Comme de vulgaires espions, et ils auraient préféré ressembler à ceux de John le Carré plutôt qu’au couple d’infiltrés soviétiques de la série, bien que chez le Carré les histoires finissent toujours par mal tourner, ils avaient des codes, des cachettes, des routines, des signes, des façons d’échapper à l’ennemi.
Ils se sentaient, lui plus qu’elle, nostalgiques d’une vie qu’ils auraient pu mener s’ils s’étaient connus avant et coupables de ne pas avoir divorcé.
Les deux familles habitaient dans la même ville. Leurs enfants fréquentaient presque les mêmes écoles. Ils avaient presque les mêmes revenus et déclaraient leurs impôts dans la même tranche marginale des trente pour cent.
Alors, pourquoi refusait-elle le divorce ? Il finit par abandonner, cesser de le lui demander, et se contenter de cette existence bancale. Elle avait raison : les hommes, et lui en particulier, s’accommodaient et finissaient par s’accommoder de l’absence de conflits en reculant bravement devant les complications.
Un soir, c’était une soirée d’automne, la rentrée des classes venait d’avoir lieu, il faillit craquer.
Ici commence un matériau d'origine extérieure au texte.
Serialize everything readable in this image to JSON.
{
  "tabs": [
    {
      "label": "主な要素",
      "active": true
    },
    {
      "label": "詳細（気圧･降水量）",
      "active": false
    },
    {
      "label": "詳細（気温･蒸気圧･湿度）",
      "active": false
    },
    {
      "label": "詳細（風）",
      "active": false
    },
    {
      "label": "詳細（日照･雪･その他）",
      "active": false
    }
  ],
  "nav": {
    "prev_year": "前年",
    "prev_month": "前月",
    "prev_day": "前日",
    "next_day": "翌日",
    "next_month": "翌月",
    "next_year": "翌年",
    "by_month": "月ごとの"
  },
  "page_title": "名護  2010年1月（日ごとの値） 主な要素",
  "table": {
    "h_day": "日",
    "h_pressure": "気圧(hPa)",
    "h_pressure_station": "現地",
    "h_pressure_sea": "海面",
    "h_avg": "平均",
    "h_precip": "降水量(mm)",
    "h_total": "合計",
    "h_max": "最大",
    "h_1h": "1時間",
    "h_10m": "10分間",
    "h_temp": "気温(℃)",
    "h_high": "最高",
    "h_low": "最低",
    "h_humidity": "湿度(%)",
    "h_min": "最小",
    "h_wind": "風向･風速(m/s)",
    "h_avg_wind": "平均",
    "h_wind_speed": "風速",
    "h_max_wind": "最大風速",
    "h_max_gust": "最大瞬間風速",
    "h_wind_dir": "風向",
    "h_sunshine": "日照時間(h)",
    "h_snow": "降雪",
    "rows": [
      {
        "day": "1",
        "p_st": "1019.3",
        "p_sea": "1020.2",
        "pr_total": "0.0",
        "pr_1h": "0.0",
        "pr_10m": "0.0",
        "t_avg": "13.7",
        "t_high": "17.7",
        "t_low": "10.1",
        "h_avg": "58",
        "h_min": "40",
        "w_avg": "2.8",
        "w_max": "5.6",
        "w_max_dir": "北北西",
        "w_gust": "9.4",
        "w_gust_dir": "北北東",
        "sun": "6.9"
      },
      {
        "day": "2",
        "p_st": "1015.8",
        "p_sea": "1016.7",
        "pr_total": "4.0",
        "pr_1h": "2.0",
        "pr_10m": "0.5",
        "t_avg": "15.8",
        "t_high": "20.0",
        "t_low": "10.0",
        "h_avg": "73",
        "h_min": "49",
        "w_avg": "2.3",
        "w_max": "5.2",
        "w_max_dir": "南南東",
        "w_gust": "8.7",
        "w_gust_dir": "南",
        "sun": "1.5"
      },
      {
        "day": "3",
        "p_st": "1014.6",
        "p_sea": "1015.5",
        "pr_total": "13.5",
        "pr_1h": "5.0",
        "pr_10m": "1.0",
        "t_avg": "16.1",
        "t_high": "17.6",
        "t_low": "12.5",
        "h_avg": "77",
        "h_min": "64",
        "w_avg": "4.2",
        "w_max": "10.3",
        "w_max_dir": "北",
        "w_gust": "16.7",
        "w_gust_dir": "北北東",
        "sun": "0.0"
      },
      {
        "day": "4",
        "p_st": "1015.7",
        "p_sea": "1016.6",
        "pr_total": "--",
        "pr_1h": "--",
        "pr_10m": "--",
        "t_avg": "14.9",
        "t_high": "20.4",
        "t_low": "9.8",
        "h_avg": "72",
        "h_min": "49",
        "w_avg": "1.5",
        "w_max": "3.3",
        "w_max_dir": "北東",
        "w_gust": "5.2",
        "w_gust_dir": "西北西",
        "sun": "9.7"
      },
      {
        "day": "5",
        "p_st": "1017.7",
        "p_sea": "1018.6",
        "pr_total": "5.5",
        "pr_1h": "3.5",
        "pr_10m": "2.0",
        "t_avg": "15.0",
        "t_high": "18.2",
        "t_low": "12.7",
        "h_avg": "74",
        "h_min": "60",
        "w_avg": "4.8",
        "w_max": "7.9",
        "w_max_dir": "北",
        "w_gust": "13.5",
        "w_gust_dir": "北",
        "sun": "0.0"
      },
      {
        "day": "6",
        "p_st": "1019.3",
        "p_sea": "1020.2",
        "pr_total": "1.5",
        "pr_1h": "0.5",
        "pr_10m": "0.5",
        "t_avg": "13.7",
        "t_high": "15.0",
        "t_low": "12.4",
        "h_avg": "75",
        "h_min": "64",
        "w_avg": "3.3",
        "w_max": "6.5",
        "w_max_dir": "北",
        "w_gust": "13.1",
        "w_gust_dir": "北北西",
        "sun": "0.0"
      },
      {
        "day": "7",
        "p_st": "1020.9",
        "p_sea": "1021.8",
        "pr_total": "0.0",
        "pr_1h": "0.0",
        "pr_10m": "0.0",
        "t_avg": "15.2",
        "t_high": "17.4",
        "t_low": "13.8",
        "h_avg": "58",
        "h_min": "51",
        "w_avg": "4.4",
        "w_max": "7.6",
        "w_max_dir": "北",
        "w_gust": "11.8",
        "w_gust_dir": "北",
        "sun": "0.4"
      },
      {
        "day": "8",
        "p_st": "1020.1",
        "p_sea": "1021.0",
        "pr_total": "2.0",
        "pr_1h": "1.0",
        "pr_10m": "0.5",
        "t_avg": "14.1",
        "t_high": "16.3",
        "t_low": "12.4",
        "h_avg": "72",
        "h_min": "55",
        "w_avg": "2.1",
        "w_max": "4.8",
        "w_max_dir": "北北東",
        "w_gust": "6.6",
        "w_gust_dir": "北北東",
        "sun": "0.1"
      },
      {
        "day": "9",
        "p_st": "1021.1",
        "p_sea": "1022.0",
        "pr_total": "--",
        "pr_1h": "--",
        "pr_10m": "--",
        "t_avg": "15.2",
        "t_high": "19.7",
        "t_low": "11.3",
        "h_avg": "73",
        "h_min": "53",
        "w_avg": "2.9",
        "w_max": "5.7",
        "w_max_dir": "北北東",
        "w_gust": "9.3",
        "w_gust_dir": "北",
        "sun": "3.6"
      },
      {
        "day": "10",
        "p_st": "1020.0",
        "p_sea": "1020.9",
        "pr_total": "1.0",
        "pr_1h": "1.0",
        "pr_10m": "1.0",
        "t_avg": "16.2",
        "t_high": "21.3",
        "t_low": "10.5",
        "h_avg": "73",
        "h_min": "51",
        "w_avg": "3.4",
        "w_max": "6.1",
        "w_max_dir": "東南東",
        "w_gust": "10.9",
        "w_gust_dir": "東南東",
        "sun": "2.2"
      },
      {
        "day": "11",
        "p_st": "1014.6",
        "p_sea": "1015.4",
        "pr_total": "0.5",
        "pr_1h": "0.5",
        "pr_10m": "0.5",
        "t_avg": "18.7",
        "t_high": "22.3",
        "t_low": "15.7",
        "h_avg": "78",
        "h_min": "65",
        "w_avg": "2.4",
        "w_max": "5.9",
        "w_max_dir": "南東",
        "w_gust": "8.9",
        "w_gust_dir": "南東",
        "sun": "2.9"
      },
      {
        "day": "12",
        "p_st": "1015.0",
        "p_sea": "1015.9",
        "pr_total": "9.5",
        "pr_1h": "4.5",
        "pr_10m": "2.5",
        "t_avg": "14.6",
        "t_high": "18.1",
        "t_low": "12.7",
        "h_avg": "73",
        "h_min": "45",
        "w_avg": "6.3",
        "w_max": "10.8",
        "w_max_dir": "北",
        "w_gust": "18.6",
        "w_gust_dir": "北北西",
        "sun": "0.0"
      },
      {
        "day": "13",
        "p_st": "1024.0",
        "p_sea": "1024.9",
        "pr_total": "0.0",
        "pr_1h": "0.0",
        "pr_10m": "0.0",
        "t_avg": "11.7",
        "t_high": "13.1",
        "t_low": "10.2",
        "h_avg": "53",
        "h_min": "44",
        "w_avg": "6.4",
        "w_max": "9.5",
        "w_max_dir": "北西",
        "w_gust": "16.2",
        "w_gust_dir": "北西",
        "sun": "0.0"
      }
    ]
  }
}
Il buvait une bière avec son meilleur ami, Pierre, son ami d’enfance, d’adolescence, d’homme, celui qu’il trompait avec sa femme, et ils étaient en train, non de refaire le monde (il était beaucoup trop tard pour qu’ils en aient le courage ou l’espoir), mais de ressasser leurs souvenirs qui remontaient à la classe de quatrième, avec, comment dire, une nostalgie critique, une ironie acérée qui, à leur grand déplaisir, étaient toutes les deux teintées de ce sentimentalisme qu’ils redoutaient quand ils étaient très jeunes…
A la troisième bière il était sur le point de parler mais ce fut Pierre qui se lâcha : « Tu sais, cela commence à se voir que tu as une copine… - Hein ? - Oui, je te connais bien, je suis ton meilleur ami, j’ai remarqué, et si j’ai remarqué il est certain que Lina va le remarquer, que tu n’es plus comme avant, tu as l’air heureux et inquiet et derrière ça, il ne peut y avoir qu’une femme… »
Il était pétrifié. Le moment tant redouté était sur le point d’arriver. Pourtant, le calme de Pierre, sa façon paternelle de lui parler, était plutôt rassurant : Pierre n’avait pas compris qu’il sortait avec sa femme. Il était donc temps pour lui de se trouver une maîtresse imaginaire.